The trick, of course, is that when you’re surrounded by animals in a grove full of druids you feel invited to drink that elixir, or cast that spell, and spend that resource – and in turn, the animals in that grove full of druids all have fascinating things to say. You can still put the same effort into talking to animals in a dark dungeon with scurrying rats – but the rats have much less to say, and it isn’t as inviting as spending your resources on the unique challenges of the dungeon ahead. It isn’t limitless, but an exchange – much like how a good Dungeon Master at the table will craft encounters that play to your strengths and weaknesses, Baldur’s Gate 3 knows when you’re likely to have certain abilities, how to let you show them off, and when to take them away.
This is to say that Baldur’s Gate 3 isn’t an immersive sandbox where you can do or say anything that your imagination can let you, even if it wants you to feel that way. Instead, it’s a series of artfully staged scenarios and encounters, where the magic works best when you play along with what the scene puts in front of you – letting the environment or characters invite you to say ‚yes and‘. Staggered cliffs invite you to climb or fly up them; conspicuous barrels of wine make you check if your wizard has fireball prepped, or your rogue a flammable arrow, while a room full of paper and books suggests quite the opposite. You can always engage with its systems how you like – there’s nothing stopping you trying to solve every problem by carrying boxes around to climb on – but you feel most seen by the game when you see it first.

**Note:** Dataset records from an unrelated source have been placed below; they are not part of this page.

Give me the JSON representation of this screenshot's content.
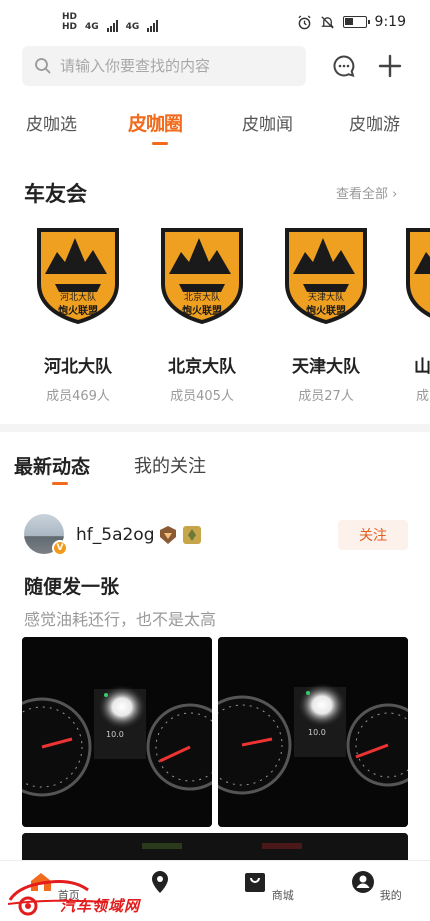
{
  "status": {
    "network1": "4G",
    "network2": "4G",
    "time": "9:19"
  },
  "search": {
    "placeholder": "请输入你要查找的内容"
  },
  "tabs": [
    "皮咖选",
    "皮咖圈",
    "皮咖闻",
    "皮咖游"
  ],
  "active_tab_index": 1,
  "clubs_section": {
    "title": "车友会",
    "see_all": "查看全部 ›",
    "badge_footer": "炮火联盟",
    "clubs": [
      {
        "badge_label": "河北大队",
        "name": "河北大队",
        "members": "成员469人"
      },
      {
        "badge_label": "北京大队",
        "name": "北京大队",
        "members": "成员405人"
      },
      {
        "badge_label": "天津大队",
        "name": "天津大队",
        "members": "成员27人"
      },
      {
        "badge_label": "山",
        "name": "山",
        "members": "成"
      }
    ]
  },
  "feed": {
    "tabs": [
      "最新动态",
      "我的关注"
    ],
    "post": {
      "username": "hf_5a2og",
      "follow_label": "关注",
      "title": "随便发一张",
      "description": "感觉油耗还行，也不是太高",
      "dash_reading": "10.0"
    }
  },
  "bottom_nav": [
    {
      "label": "首页",
      "icon": "home-icon"
    },
    {
      "label": "",
      "icon": "location-pin-icon"
    },
    {
      "label": "商城",
      "icon": "shop-bag-icon"
    },
    {
      "label": "我的",
      "icon": "profile-icon"
    }
  ],
  "watermark": {
    "text": "汽车领域网"
  },
  "colors": {
    "accent": "#f26a1b",
    "badge_orange": "#f0a020",
    "badge_dark": "#1a1a1a"
  }
}
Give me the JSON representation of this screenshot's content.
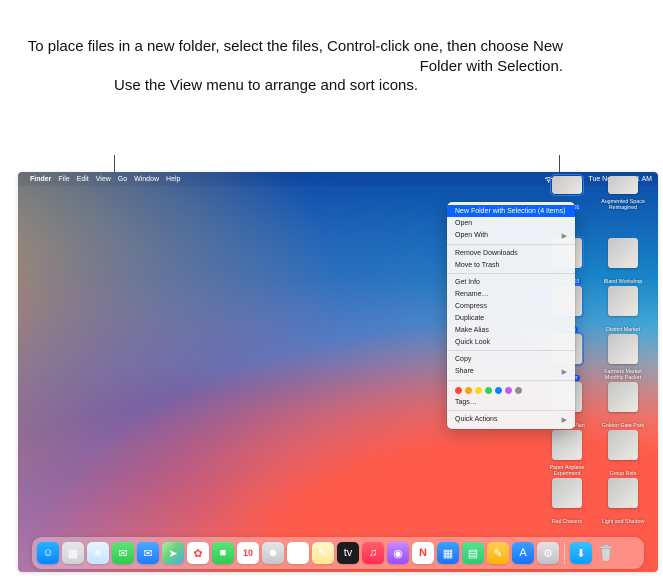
{
  "annotations": {
    "left": "Use the View menu to arrange and sort icons.",
    "right": "To place files in a new folder, select the files, Control-click one, then choose New Folder with Selection."
  },
  "menubar": {
    "apple": "",
    "items": [
      "Finder",
      "File",
      "Edit",
      "View",
      "Go",
      "Window",
      "Help"
    ],
    "status": {
      "wifi": "wifi",
      "spotlight": "search",
      "control_center": "cc",
      "timestamp": "Tue Nov 10  9:41 AM"
    }
  },
  "context_menu": {
    "highlighted": "New Folder with Selection (4 Items)",
    "groups": [
      [
        "Open",
        "Open With"
      ],
      [
        "Remove Downloads",
        "Move to Trash"
      ],
      [
        "Get Info",
        "Rename…",
        "Compress",
        "Duplicate",
        "Make Alias",
        "Quick Look"
      ],
      [
        "Copy",
        "Share"
      ]
    ],
    "tags_label": "Tags…",
    "quick_actions_label": "Quick Actions",
    "tag_colors": [
      "#ff453a",
      "#ff9f0a",
      "#ffd60a",
      "#30d158",
      "#0a84ff",
      "#bf5af2",
      "#8e8e93"
    ]
  },
  "desktop_icons": {
    "columns": [
      [
        {
          "label": "Display 01",
          "selected": true,
          "half": true
        },
        {
          "label": "Display 03",
          "selected": true
        },
        {
          "label": "la Paris",
          "selected": true
        },
        {
          "label": "lo Flower",
          "selected": true
        },
        {
          "label": "Marketing Plan",
          "selected": false
        },
        {
          "label": "Paper Airplane Experiment",
          "selected": false
        },
        {
          "label": "Rail Chasers",
          "selected": false
        }
      ],
      [
        {
          "label": "Augmented Space Reimagined",
          "selected": false,
          "half": true
        },
        {
          "label": "Bland Workshop",
          "selected": false
        },
        {
          "label": "District Market",
          "selected": false
        },
        {
          "label": "Farmers Market Monthly Packet",
          "selected": false
        },
        {
          "label": "Golden Gate Park",
          "selected": false
        },
        {
          "label": "Group Ride",
          "selected": false
        },
        {
          "label": "Light and Shadow",
          "selected": false
        }
      ]
    ]
  },
  "dock": {
    "apps": [
      {
        "name": "Finder",
        "bg": "linear-gradient(180deg,#26b3ff,#0a84ff)",
        "glyph": "☺"
      },
      {
        "name": "Launchpad",
        "bg": "linear-gradient(180deg,#e8e8ec,#cfcfd6)",
        "glyph": "▦"
      },
      {
        "name": "Safari",
        "bg": "linear-gradient(180deg,#e9f4ff,#c6e4ff)",
        "glyph": "✳"
      },
      {
        "name": "Messages",
        "bg": "linear-gradient(180deg,#5ee37a,#2ecc4f)",
        "glyph": "✉"
      },
      {
        "name": "Mail",
        "bg": "linear-gradient(180deg,#4aa8ff,#1d7dff)",
        "glyph": "✉"
      },
      {
        "name": "Maps",
        "bg": "linear-gradient(135deg,#b6f09c,#66d17e 45%,#4baee8)",
        "glyph": "➤"
      },
      {
        "name": "Photos",
        "bg": "#ffffff",
        "glyph": "✿"
      },
      {
        "name": "FaceTime",
        "bg": "linear-gradient(180deg,#5ee37a,#2ecc4f)",
        "glyph": "■"
      },
      {
        "name": "Calendar",
        "bg": "#ffffff",
        "glyph": "10"
      },
      {
        "name": "Contacts",
        "bg": "linear-gradient(180deg,#e6e6ea,#c6c6cd)",
        "glyph": "☻"
      },
      {
        "name": "Reminders",
        "bg": "#ffffff",
        "glyph": "≣"
      },
      {
        "name": "Notes",
        "bg": "linear-gradient(180deg,#fff7d1,#ffe98a)",
        "glyph": "✎"
      },
      {
        "name": "TV",
        "bg": "#1c1c1e",
        "glyph": "tv"
      },
      {
        "name": "Music",
        "bg": "linear-gradient(180deg,#ff5e6a,#ff2d55)",
        "glyph": "♫"
      },
      {
        "name": "Podcasts",
        "bg": "linear-gradient(180deg,#c68bff,#9a4dff)",
        "glyph": "◉"
      },
      {
        "name": "News",
        "bg": "#ffffff",
        "glyph": "N"
      },
      {
        "name": "Keynote",
        "bg": "linear-gradient(180deg,#3aa0ff,#1874ff)",
        "glyph": "▦"
      },
      {
        "name": "Numbers",
        "bg": "linear-gradient(180deg,#59e08f,#2ecc71)",
        "glyph": "▤"
      },
      {
        "name": "Pages",
        "bg": "linear-gradient(180deg,#ffce5c,#ffb300)",
        "glyph": "✎"
      },
      {
        "name": "App Store",
        "bg": "linear-gradient(180deg,#3aa0ff,#1874ff)",
        "glyph": "A"
      },
      {
        "name": "System Preferences",
        "bg": "linear-gradient(180deg,#e2e2e6,#c0c0c8)",
        "glyph": "⚙"
      }
    ],
    "right": [
      {
        "name": "Downloads",
        "bg": "linear-gradient(180deg,#35c3ff,#0a9cff)",
        "glyph": "⬇"
      }
    ]
  }
}
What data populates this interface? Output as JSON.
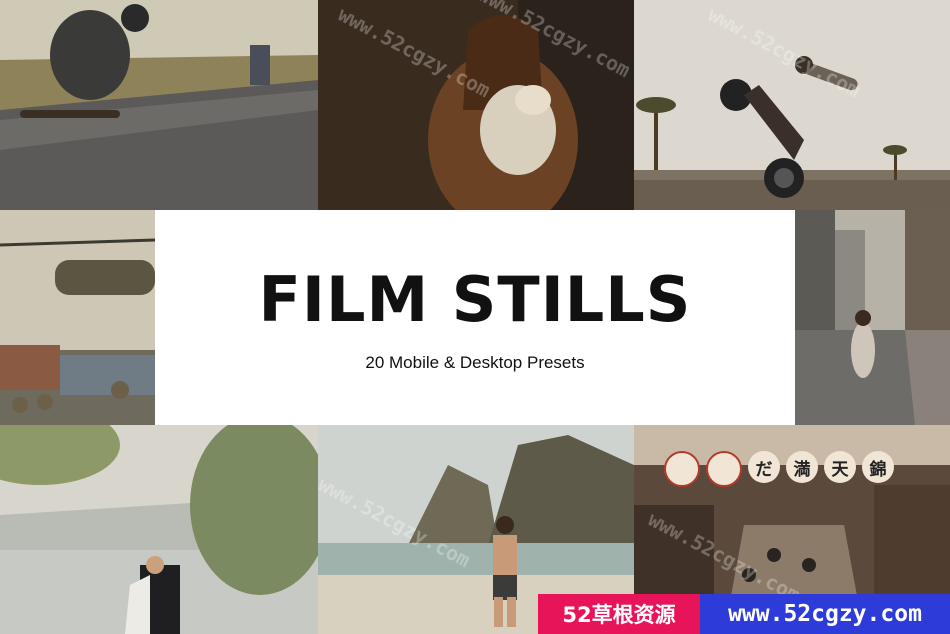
{
  "hero": {
    "title": "FILM STILLS",
    "subtitle": "20 Mobile & Desktop Presets"
  },
  "watermark": {
    "text": "www.52cgzy.com"
  },
  "banner": {
    "brand": "52草根资源",
    "url": "www.52cgzy.com",
    "brand_color": "#e8145a",
    "url_color": "#2d3bd8"
  },
  "shop_signs": [
    "だ",
    "満",
    "天",
    "錦"
  ],
  "colors": {
    "card_bg": "#ffffff",
    "title": "#111111"
  }
}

So Baldur’s Gate 3, a video game, can’t be your DM at the table – but one of the ways it feels like it’s collaborating with you as a player and storyteller is that it lets go of a lot of the video game-y conceits that make the player feel more passive. If you hear a man cry out from a burning building, and you take a rest to recover your resources, he won’t still be there for you to rescue once you’ve packed up your camp. Reading books about lore doesn’t populate your dialogue options with politely tagged correct answers – you just know more, as the player. Valuable plot information can be held in notes and books vulnerable to your area of effect attacks. And, most of the time, quests and combat feel full of potential ways to respond.
When there’s so much more variety than a strictly stealth/speech/combat route, these choices become about roleplay. I could only play one character for this review, but I’ve played several over Early Access, because the different approaches are so rewarding. In a village overtaken by goblins, my noble-yet-blunt paladin walked straight up to the gates and demanded a surrender. My power hungry sorcerer also walked straight up to the gates, but mind-controlled the goblins into accepting her authority. On the other hand, my good-but-not-kind rogue successfully jumped over a broken wall, with the intention of sneaking through, but got tangled up in a gnome rescue.
You’ll have to accept the thumbnail versions of these character descriptions – their lengthy backstory headcanons are between me and a highly trusted discord server – but even from character creation alone it’s hard not to feel deeply motivated.